Due voci possenti ha il mondo: la voce del mare e la voce della montagna.

William Wordsworth

Il giardino botanico di Castel Savoia custodito dal 1990 all’interno del parco del castello dal quale prende il nome, che venne costruito dalla Regina Margherita nel 1898 a Gressoney Saint-Jean, ha una superficie di circa mille metri quadrati.

Di natura estetica, data la presenza di collezioni di piante con fioriture rigogliose e appariscenti come il Giglio martagone (Lilium martagon), il Rododendro ferrugineo (Rhododendron ferrugineum), la Stella alpina (Leontopodium alpinum), il Botton d’oro doppio (Trollius europaeus), l’Aquilegia (Aquilegia alpina) e tanti altri ancora .

Situato ai piedi della mura del castello dove imponenti esemplari di Larici e Abeti fanno da cornice, troviamo giardino le cui aiuole sono composte da roccere che non vuole dimentica una importante funzione educativa dal punto di vista scientifico, che con un continuo lavoro di etichettatura e censimento delle piante restituisce l’origine, il nome scientifico e la famiglia botanica delle specie presenti.

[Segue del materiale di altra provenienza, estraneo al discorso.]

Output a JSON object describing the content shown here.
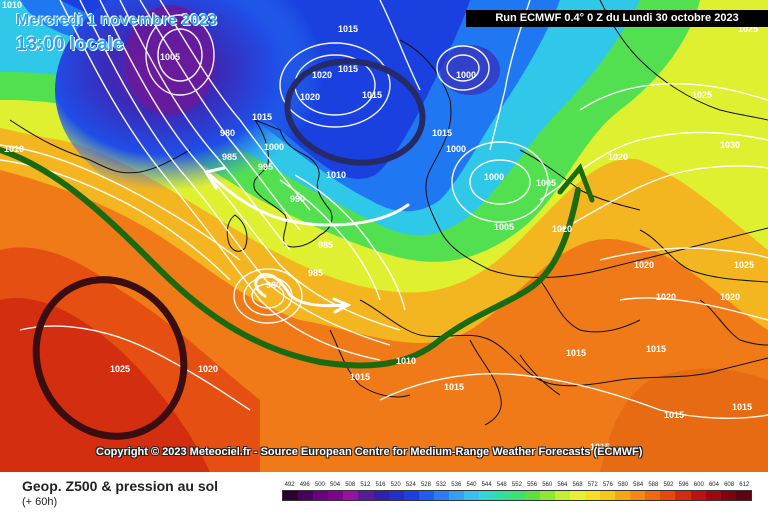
{
  "header": {
    "date": "Mercredi 1 novembre 2023",
    "local_time": "13:00 locale",
    "run": "Run ECMWF 0.4° 0 Z du Lundi 30 octobre 2023"
  },
  "copyright": "Copyright © 2023 Meteociel.fr - Source European Centre for Medium-Range Weather Forecasts (ECMWF)",
  "footer": {
    "title": "Geop. Z500 & pression au sol",
    "subtitle": "(+ 60h)"
  },
  "legend": {
    "values": [
      "492",
      "496",
      "500",
      "504",
      "508",
      "512",
      "516",
      "520",
      "524",
      "528",
      "532",
      "536",
      "540",
      "544",
      "548",
      "552",
      "556",
      "560",
      "564",
      "568",
      "572",
      "576",
      "580",
      "584",
      "588",
      "592",
      "596",
      "600",
      "604",
      "608",
      "612"
    ],
    "colors": [
      "#2a0030",
      "#4a0060",
      "#6a0080",
      "#800090",
      "#9a10a0",
      "#5a1a9a",
      "#3020b0",
      "#2030c8",
      "#1a40e0",
      "#1f5cf0",
      "#2a7cf5",
      "#35a0f5",
      "#38c0f0",
      "#30d8d0",
      "#30e0a0",
      "#40e070",
      "#60e040",
      "#90e830",
      "#c0f030",
      "#e8f030",
      "#f8e020",
      "#f8c818",
      "#f8a810",
      "#f88810",
      "#f06810",
      "#e84810",
      "#d82810",
      "#c01010",
      "#a00810",
      "#800010",
      "#600010"
    ]
  },
  "isobars": [
    "1010",
    "1010",
    "1025",
    "1020",
    "1015",
    "1015",
    "1020",
    "1015",
    "1015",
    "1020",
    "1005",
    "1000",
    "1000",
    "1005",
    "990",
    "985",
    "980",
    "985",
    "980",
    "985",
    "995",
    "1000",
    "1010",
    "1015",
    "1010",
    "1015",
    "1000",
    "1005",
    "1015",
    "1025",
    "1020",
    "1020",
    "1020",
    "1025",
    "1030",
    "1015",
    "1020",
    "1015",
    "1015",
    "1015",
    "1015",
    "1025",
    "1020"
  ],
  "colors": {
    "accent": "#2aa3f0",
    "high_marker": "#3a0e10",
    "low_marker": "#262a66",
    "flow_arrow": "#1a6a10"
  }
}
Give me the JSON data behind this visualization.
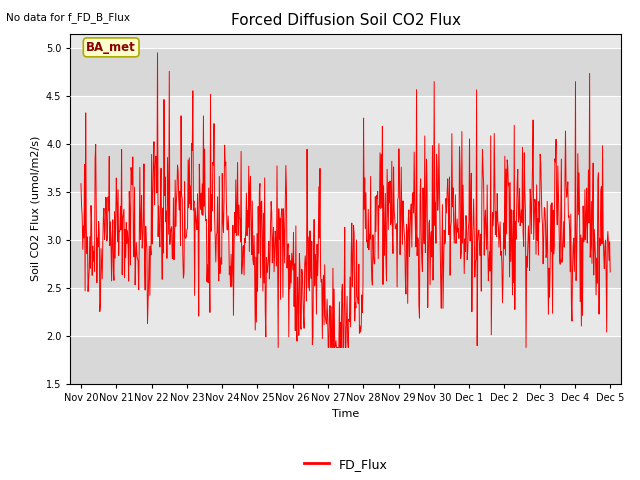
{
  "title": "Forced Diffusion Soil CO2 Flux",
  "top_left_text": "No data for f_FD_B_Flux",
  "xlabel": "Time",
  "ylabel": "Soil CO2 Flux (umol/m2/s)",
  "ylim": [
    1.5,
    5.15
  ],
  "yticks": [
    1.5,
    2.0,
    2.5,
    3.0,
    3.5,
    4.0,
    4.5,
    5.0
  ],
  "line_color": "#ff0000",
  "bg_color": "#e8e8e8",
  "legend_label": "FD_Flux",
  "annotation_text": "BA_met",
  "annotation_bg": "#ffffcc",
  "annotation_border": "#aaaa00",
  "tick_labels": [
    "Nov 20",
    "Nov 21",
    "Nov 22",
    "Nov 23",
    "Nov 24",
    "Nov 25",
    "Nov 26",
    "Nov 27",
    "Nov 28",
    "Nov 29",
    "Nov 30",
    "Dec 1",
    "Dec 2",
    "Dec 3",
    "Dec 4",
    "Dec 5"
  ],
  "title_fontsize": 11,
  "axis_label_fontsize": 8,
  "tick_fontsize": 7,
  "legend_fontsize": 9
}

Il giardino botanico “Paradisia” che si trova all’interno del Parco Nazionale del Gran Paradiso, nella valle di Cogne nato nel 1955 ed è situato a 1700 m di altitudine, deve il suo nome al giglio bianco di monte (Paradisea Lilliastrum). Un luogo in cui osservare fiori e piante presenti sulle catene montuose delle Alpi e degli Appenini, circa mille specie, così come se si stesse facendo l’esperienza di un’escursione lungo i sentieri del Gran Paradiso ma in cui sono anche stati inseriti ambienti montani ricostruiti come la vegetazione delle zone umide, dei detriti calcarei e delle morene. Itinerari tematici che conducono alla riscoperta delle proprietà e delle caratteristiche principali delle numerose specie presenti così che si possa anche conoscerle, magari saperle riconoscere e quindi imparare a porre maggiore attenzione verso la natura che circonda i percorsi montani.
Il giardino botanico alpino Saussurea, il più alto giardino botanico d’Europa, a 2.175 metri nel massiccio del Monte Bianco, prende il nome da una pianta molto rara che cresce nei pascoli pietrosi, la “Saussurea alpina”, ma venne chiamato così anche in onore dello scienziato ginevrino Horace Bénédict de Saussure, che nel 1786 fu tra i promotori della prima ascensione al Monte Bianco. La Saussurea si riconosce per il viola delle sue infiorescenze e per la delicata peluria bianca. Questo giardino è un posto incredibile, in cui trovano casa più di novecento specie alpine, definite così perché situate in una zona precisa dell’ambiente montano: una fascia climatica che inizia dove terminano gli alberi e termina dove prendono il sopravvento le nevi perenni. Un ecosistema abitato da meraviglie botaniche che si possono trovare solo un giardino alpino di questo tipo: con la cura e il mantenimento degli ambienti naturali questo luogo permette di conservare la biodiversità vegetale presente sulle Alpi.